As for the "he used them against his own people", tough. Plenty of nations do as bad or worse, in their own countries or elsewhere. Are we to invade them all? (Hans Blix actually agrees with that position, but points out that there are legal means for doing so.) What if sanctions or military action recommended against them at the time were kept down by a superpower patron, armed with unlimited influence and a Security Council veto? Would the USSR have been justified in invading Iraq in the '80s, when Saddam was gassing his "own people" (the same Kurds who have never really wanted to be part of Iraq, and therefore are an interesting group to lump into his "own people")? I seem to recall that every time the USSR attacked anyone (like Afghanistan), they cited humanitarian reasons, and the US replied that these were complete crap. I don't blame them, since it was complete crap. But so is this. If we want to be global cowboys, and ride our white horses with our white hats and six shooters across international borders, we need to do it under a UN aegis.

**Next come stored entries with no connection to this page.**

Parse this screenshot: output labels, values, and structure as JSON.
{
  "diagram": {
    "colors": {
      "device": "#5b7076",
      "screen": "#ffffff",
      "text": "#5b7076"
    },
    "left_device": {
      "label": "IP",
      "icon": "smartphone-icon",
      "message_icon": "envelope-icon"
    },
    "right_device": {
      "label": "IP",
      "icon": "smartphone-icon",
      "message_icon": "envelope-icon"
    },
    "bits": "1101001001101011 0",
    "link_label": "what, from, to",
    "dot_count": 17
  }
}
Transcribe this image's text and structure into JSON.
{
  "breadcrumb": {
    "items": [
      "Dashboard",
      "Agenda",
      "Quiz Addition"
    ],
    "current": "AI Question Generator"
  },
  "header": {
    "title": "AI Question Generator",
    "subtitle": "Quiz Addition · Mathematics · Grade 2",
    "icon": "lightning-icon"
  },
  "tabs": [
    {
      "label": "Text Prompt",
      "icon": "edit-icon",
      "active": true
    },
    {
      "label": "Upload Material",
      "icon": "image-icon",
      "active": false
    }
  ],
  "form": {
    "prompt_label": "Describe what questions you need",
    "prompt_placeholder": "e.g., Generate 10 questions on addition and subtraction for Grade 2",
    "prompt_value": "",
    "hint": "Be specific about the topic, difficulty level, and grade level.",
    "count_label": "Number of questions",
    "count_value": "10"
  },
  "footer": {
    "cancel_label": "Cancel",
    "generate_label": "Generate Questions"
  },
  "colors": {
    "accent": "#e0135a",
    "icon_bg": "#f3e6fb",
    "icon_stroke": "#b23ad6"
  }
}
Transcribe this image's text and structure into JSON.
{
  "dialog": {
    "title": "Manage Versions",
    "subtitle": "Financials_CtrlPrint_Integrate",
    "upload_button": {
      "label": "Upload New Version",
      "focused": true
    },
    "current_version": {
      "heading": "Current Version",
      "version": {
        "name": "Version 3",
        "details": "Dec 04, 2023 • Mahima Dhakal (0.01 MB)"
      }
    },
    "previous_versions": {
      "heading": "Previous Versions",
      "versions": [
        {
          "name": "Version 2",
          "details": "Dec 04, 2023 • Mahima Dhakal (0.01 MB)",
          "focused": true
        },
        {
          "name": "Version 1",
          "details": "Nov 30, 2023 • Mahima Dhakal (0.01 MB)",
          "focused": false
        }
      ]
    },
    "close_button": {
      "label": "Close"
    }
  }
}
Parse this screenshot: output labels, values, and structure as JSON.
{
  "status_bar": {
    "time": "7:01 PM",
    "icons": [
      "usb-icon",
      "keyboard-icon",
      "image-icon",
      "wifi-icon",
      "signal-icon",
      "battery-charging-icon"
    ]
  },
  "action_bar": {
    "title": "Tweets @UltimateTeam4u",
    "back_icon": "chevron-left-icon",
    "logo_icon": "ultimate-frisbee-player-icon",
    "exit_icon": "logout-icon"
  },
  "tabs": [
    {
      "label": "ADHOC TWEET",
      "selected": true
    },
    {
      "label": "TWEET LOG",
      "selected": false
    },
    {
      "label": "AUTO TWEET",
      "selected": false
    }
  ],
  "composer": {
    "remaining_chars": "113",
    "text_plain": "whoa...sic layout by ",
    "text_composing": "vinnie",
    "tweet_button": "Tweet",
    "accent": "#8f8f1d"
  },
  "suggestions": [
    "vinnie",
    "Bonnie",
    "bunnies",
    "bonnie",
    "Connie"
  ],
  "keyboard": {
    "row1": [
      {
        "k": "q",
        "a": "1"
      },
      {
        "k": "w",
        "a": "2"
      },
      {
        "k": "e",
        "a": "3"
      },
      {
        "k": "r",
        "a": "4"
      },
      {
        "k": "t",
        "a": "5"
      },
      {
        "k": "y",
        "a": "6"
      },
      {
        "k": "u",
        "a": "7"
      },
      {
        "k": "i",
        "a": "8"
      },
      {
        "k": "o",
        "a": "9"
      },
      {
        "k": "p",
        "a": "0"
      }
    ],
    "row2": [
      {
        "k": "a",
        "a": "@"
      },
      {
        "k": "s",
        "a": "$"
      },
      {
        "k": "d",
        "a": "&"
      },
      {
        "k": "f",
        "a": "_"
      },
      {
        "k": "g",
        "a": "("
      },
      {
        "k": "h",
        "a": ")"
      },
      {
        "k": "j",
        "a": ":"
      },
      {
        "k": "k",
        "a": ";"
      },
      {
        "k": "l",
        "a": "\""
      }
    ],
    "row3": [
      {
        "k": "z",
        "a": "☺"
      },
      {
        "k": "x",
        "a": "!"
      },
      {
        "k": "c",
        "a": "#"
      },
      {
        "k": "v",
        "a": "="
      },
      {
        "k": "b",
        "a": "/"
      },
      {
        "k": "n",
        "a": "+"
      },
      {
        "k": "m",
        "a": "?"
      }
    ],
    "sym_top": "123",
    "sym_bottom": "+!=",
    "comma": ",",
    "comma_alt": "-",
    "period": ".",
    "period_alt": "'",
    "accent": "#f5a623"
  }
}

Containment helps prevent war. It isn't the prettiest strategy in the world, but we don't live in a pretty world. War, on the other hand, has a long record of f*&king everything up, and should be a *last resort*, not the first thing on one's mind.
I would read Dr. Blix's "Disarming Iraq" for a thorough, unbiased account of what Iraq was and was not doing (and withholding), and some pretty reasonable theories as to why. If you can, at the end of it, really say that this was sufficient justification for going to war, I suppose we'll just have to disagree, but it certainly paints a much less dire picture of the threat Iraq posed than the warmongers did.